The Times described how Quinn’s problems began in 2007 when, as Council Speaker, she initially expressed an adamant opposition to expanding term limits:

“I am today taking a firm and final position,” she declared. “I will not support the repeal or change of term limits through any mechanism, and I will oppose aggressively any attempt by anyone to make any changes in the term limits law.”
The next 314 days turned an implacable opponent of tossing out the law into a primary architect of its dismantling.
It is an about-face that haunts her still.
An angry public has viewed Ms. Quinn’s decision to undo the law as a back-room deal — a simple tit-for-tat that guaranteed Mayor Michael R. Bloomberg a third term in exchange for his blessing for her own eventual bid for City Hall.
But a close-in examination suggests that her reversal was an act more of self-preservation than of favor-trading, driven by intersecting motivations: avoiding the wrath of term-limited Council members who could undermine her speakership, distancing herself from an embarrassing scandal over City Council budgeting that had damaged her own mayoral prospects and, above all, protecting a political identity that hinged on a working partnership with the popular Mr. Bloomberg.

Whatever the reason that caused Quinn to reverse herself on the issue of term limits, it has not sat well with Democratic voters. A joint New York Times and Sienna College Poll conducted recently found that nearly two thirds of Democratic voters were against expanding term limits and, worse for Quinn, 54 percent of voters had an unfavorable view of the Council Speaker.

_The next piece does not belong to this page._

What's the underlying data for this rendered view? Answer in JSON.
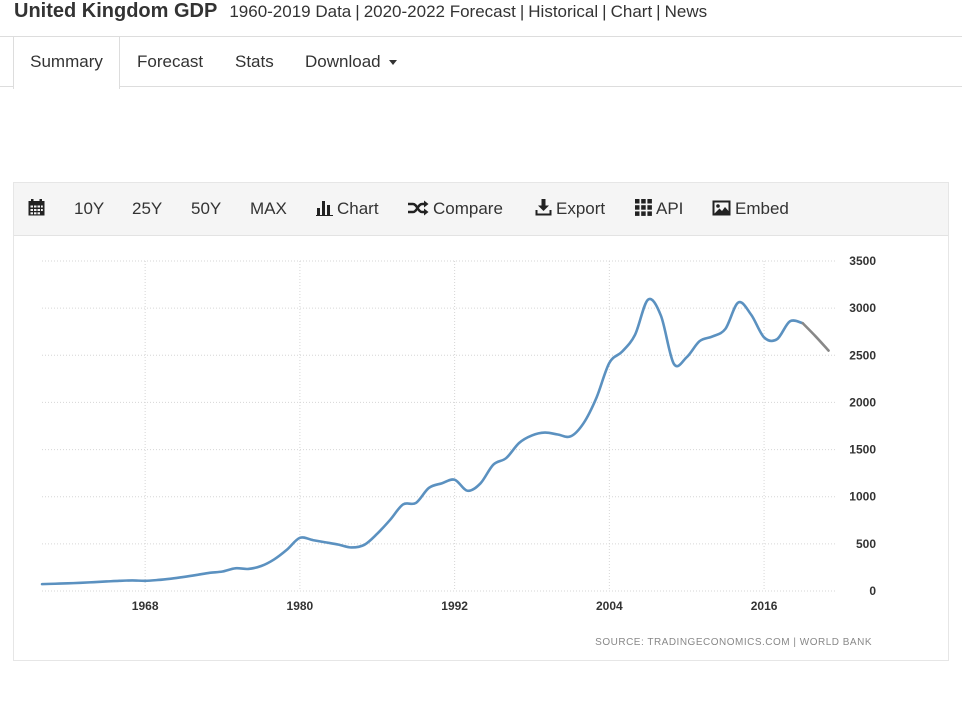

Quinn’s effort to score Bloomberg another term also left many political allies burned in its wake. The Times described how Gentile was punished for not going along with Quinn’s measure:

A few weeks before the Council voted on the issue, Ms. Quinn sought to persuade Councilman Vincent J. Gentile of Brooklyn, a Democrat, over coffee at a Manhattan diner. During the conversation, the speaker reminded him that she would soon select chairmen for legislative committees, coveted assignments in the Council, according to people with knowledge of the meeting.
“Decisions have to be made,” she told Mr. Gentile, one of the people said.
After Mr. Gentile voted against overturning term limits, Ms. Quinn denied him prestigious chairmanships, leaving him with a lesser post overseeing libraries. “It was carrot-and-stick at epic proportions,” said Councilman James S. Oddo, Republican of Staten Island, who opposed the change in term limits.
Ms. Quinn confirmed that she had lobbied Mr. Gentile at the diner, but said she could not recall mentioning committee chairmanships.

It should come as no surprise that Gentile is now backing de Blasio’s campaign, although he’s also seeking a third term in office.